Jim Bullard, the president of the Federal Reserve Bank of St. Louis has laid out an interesting argument, as reported by American Banker ("A Simple TBTF Plan from Fed's Jim Bullard," May 9), to determine when a bank is too big and needs to be broken up.  In summary, the well-informed argument goes like this:

If a bank is:

  1. Too big, perhaps over $100 billion or $500 billion in assets, though Bullard declined to name a threshold,
  2. Too leveraged,
  3. Has too much short-term funding of longer assets and
  4. Creates too much systemic risk

Then it should be broken up.
Let us consider the Federal Reserve itself.  The central bank is:

  1. Too big, with over $3.3 trillion in assets and growing.
  2. Too leveraged, at 60 to 1, with a risible 1.7% capital ratio.
  3. Extremely short-funded, with a massive interest rate risk from $2.9 trillion of very long, completely un-hedged assets.
  4. A frequent creator through its interest rate and money-printing actions of gigantic systemic risk.
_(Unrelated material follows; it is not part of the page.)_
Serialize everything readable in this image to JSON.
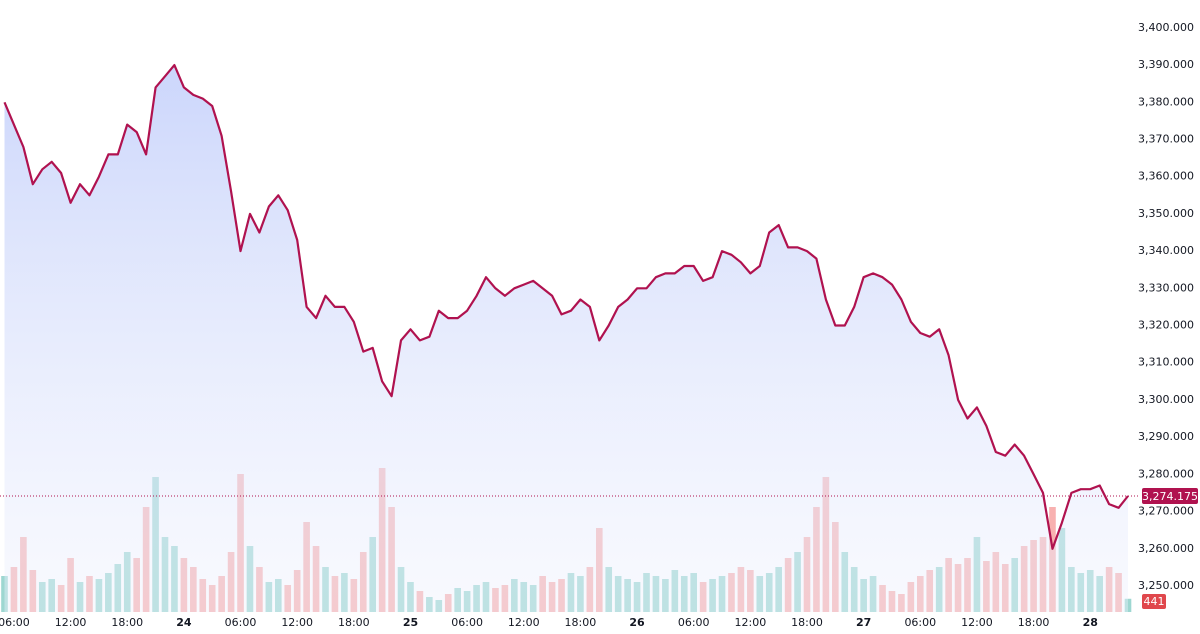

Therefore, it follows pretty clearly from the same logic that we should break up the Fed.
In fact, this would be consistent with what at least some of the legislative fathers of the Fed, for example, Carter Glass, thought they were doing in 1913. They thought they were creating a "federal" structure of 12 regional "reserve banks," not a monolithic central bank.  Maybe it would be a good idea to re-read those old arguments, while we are busy considering what is "too big."

Alex J. Pollock is a resident fellow at the American Enterprise Institute in Washington, DC.  He was President and CEO of the Federal Home Loan Bank of Chicago from 1991 to 2004.